State ElectionsLast week, the Republican electoral sweep in Virginia and surprising gains in New Jersey rocked the political landscape and sent Democratic strategists into a panic.

(Click on image at right to view a larger version of the graphic.)

The election last week provided the first real test for President Biden and Democrats, and it ultimately showed the path forward looks far more promising for Republicans than expected. Republicans swept down-ballot elections in Virginia, retaking the Governors mansion for the first time since 2014, and flipping the Virginia House of Delegates into Republican control. While Democratic New Jersey Governor Phil Murphy won re-election, it was with closer than predicted margins.

Other takeaways from last week's elections include:


Republican Governor-elect Glenn Youngkin’s narrow defeat of former Gov. Terry McAuliffe surprised many, especially since former Gov. McAuliffe held a comfortable lead in all the polling during the summer. Governor-elect Youngkin chipped away at former Gov. McAuliffe’s lead all fall, focusing on local issues, such as education, to motivate Republicans and Independents. While Virginia’s flip to Republican control is not without precedent, it still shocked many. 

Virginia had turned from a purple state to solidly blue over the previous few election cycles.
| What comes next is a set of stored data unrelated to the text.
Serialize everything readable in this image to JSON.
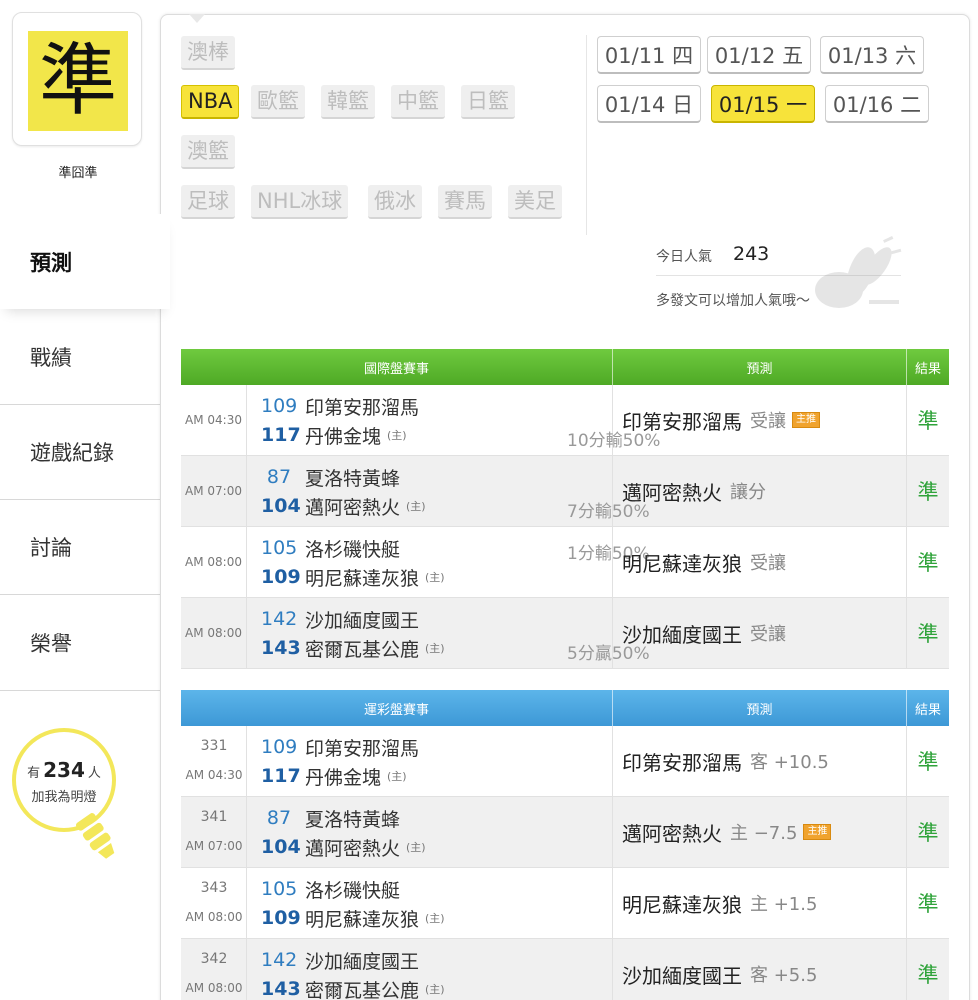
{
  "user": {
    "avatar_char": "準",
    "name": "準囧準"
  },
  "nav": [
    {
      "label": "預測",
      "active": true
    },
    {
      "label": "戰績",
      "active": false
    },
    {
      "label": "遊戲紀錄",
      "active": false
    },
    {
      "label": "討論",
      "active": false
    },
    {
      "label": "榮譽",
      "active": false
    }
  ],
  "fans": {
    "prefix": "有",
    "count": "234",
    "suffix": "人",
    "line2": "加我為明燈"
  },
  "sports": {
    "row1": [
      "澳棒"
    ],
    "row2": [
      "NBA",
      "歐籃",
      "韓籃",
      "中籃",
      "日籃"
    ],
    "row3": [
      "澳籃"
    ],
    "row4": [
      "足球",
      "NHL冰球",
      "俄冰",
      "賽馬",
      "美足"
    ],
    "active": "NBA"
  },
  "dates": {
    "row1": [
      "01/11 四",
      "01/12 五",
      "01/13 六"
    ],
    "row2": [
      "01/14 日",
      "01/15 一",
      "01/16 二"
    ],
    "active": "01/15 一"
  },
  "popularity": {
    "label": "今日人氣",
    "value": "243",
    "note": "多發文可以增加人氣哦～"
  },
  "intl": {
    "headers": {
      "game": "國際盤賽事",
      "pred": "預測",
      "result": "結果"
    },
    "rows": [
      {
        "time": "AM 04:30",
        "n1": "109",
        "t1": "印第安那溜馬",
        "h1": "",
        "n2": "117",
        "t2": "丹佛金塊",
        "h2": "(主)",
        "odds": "10分輸50%",
        "odds_row": 2,
        "pred": "印第安那溜馬",
        "pred_sub": "受讓",
        "tag": "主推",
        "result": "準"
      },
      {
        "time": "AM 07:00",
        "n1": "87",
        "t1": "夏洛特黃蜂",
        "h1": "",
        "n2": "104",
        "t2": "邁阿密熱火",
        "h2": "(主)",
        "odds": "7分輸50%",
        "odds_row": 2,
        "pred": "邁阿密熱火",
        "pred_sub": "讓分",
        "tag": "",
        "result": "準"
      },
      {
        "time": "AM 08:00",
        "n1": "105",
        "t1": "洛杉磯快艇",
        "h1": "",
        "n2": "109",
        "t2": "明尼蘇達灰狼",
        "h2": "(主)",
        "odds": "1分輸50%",
        "odds_row": 1,
        "pred": "明尼蘇達灰狼",
        "pred_sub": "受讓",
        "tag": "",
        "result": "準"
      },
      {
        "time": "AM 08:00",
        "n1": "142",
        "t1": "沙加緬度國王",
        "h1": "",
        "n2": "143",
        "t2": "密爾瓦基公鹿",
        "h2": "(主)",
        "odds": "5分贏50%",
        "odds_row": 2,
        "pred": "沙加緬度國王",
        "pred_sub": "受讓",
        "tag": "",
        "result": "準"
      }
    ]
  },
  "lottery": {
    "headers": {
      "game": "運彩盤賽事",
      "pred": "預測",
      "result": "結果"
    },
    "rows": [
      {
        "no": "331",
        "time": "AM 04:30",
        "n1": "109",
        "t1": "印第安那溜馬",
        "n2": "117",
        "t2": "丹佛金塊",
        "h2": "(主)",
        "pred": "印第安那溜馬",
        "pred_sub": "客 +10.5",
        "tag": "",
        "result": "準"
      },
      {
        "no": "341",
        "time": "AM 07:00",
        "n1": "87",
        "t1": "夏洛特黃蜂",
        "n2": "104",
        "t2": "邁阿密熱火",
        "h2": "(主)",
        "pred": "邁阿密熱火",
        "pred_sub": "主 −7.5",
        "tag": "主推",
        "result": "準"
      },
      {
        "no": "343",
        "time": "AM 08:00",
        "n1": "105",
        "t1": "洛杉磯快艇",
        "n2": "109",
        "t2": "明尼蘇達灰狼",
        "h2": "(主)",
        "pred": "明尼蘇達灰狼",
        "pred_sub": "主 +1.5",
        "tag": "",
        "result": "準"
      },
      {
        "no": "342",
        "time": "AM 08:00",
        "n1": "142",
        "t1": "沙加緬度國王",
        "n2": "143",
        "t2": "密爾瓦基公鹿",
        "h2": "(主)",
        "pred": "沙加緬度國王",
        "pred_sub": "客 +5.5",
        "tag": "",
        "result": "準"
      }
    ]
  }
}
President Biden carried the state by 10 points in 2020 and Governor Northam (D) won the last gubernatorial election by 9 points. The Republican sweep in Virginia might be written off as an odd-year election anomaly. Political commentators pointed to President Biden’s sagging poll numbers as a driver for the tightening polls leading up to Election Day. However, that conclusion would completely ignore what happened in New Jersey on Tuesday. 


Incumbent Democratic Gov. Phil Murphy was expected to coast toward re-election, averaging a 7-point polling lead ahead of Republican Jack Ciattarelli. Political pundits rated the race as Solid Democratic, the national media largely ignored the race, focusing far more attention on Virginia. But, the morning after Election Day, the race was still too close to call in a state President Biden carried by 19 points. 

While Governor Murphy ultimately won his bid for re-election, Republicans made shocking headway in down ticket races in New Jersey. While Democrats still maintained their majorities in the state legislatures, Republicans narrowed those majorities. Perhaps most notable, New Jersey Senate President Steve Sweeny (D), the second most powerful person in New Jersey, lost his bid for reelection to newcomer Edward Durr (R), who had only spent $153 on his bid, as of 11 days before the election. 


Republican victories in New Jersey and Virginia could be early indications of a future wave. Similar indicators existed in 2009, where Republicans went on to gain 63 seats in the 2010 Congressional midterm elections. Republicans have also continued to dominate state legislative chambers, even bucking national trends in 2020 to flip both chambers in New Hampshire, in a year they expected to play defense.  

With Election Day 2022 less than a year away, all signs point toward Republican victories up and down the ballot. However, the recent passage of President Biden’s signature infrastructure bill, could change the narrative, giving Democrats something tangible to run on. Republicans, it should be noted, hold more governorships, state legislatures, and trifectas than Democrats, potentially hampering any additional Republican gains. Republicans certainly have history on their side toward recapturing the House, but Democrats are working hard to prove why they should maintain control of the House in the next election.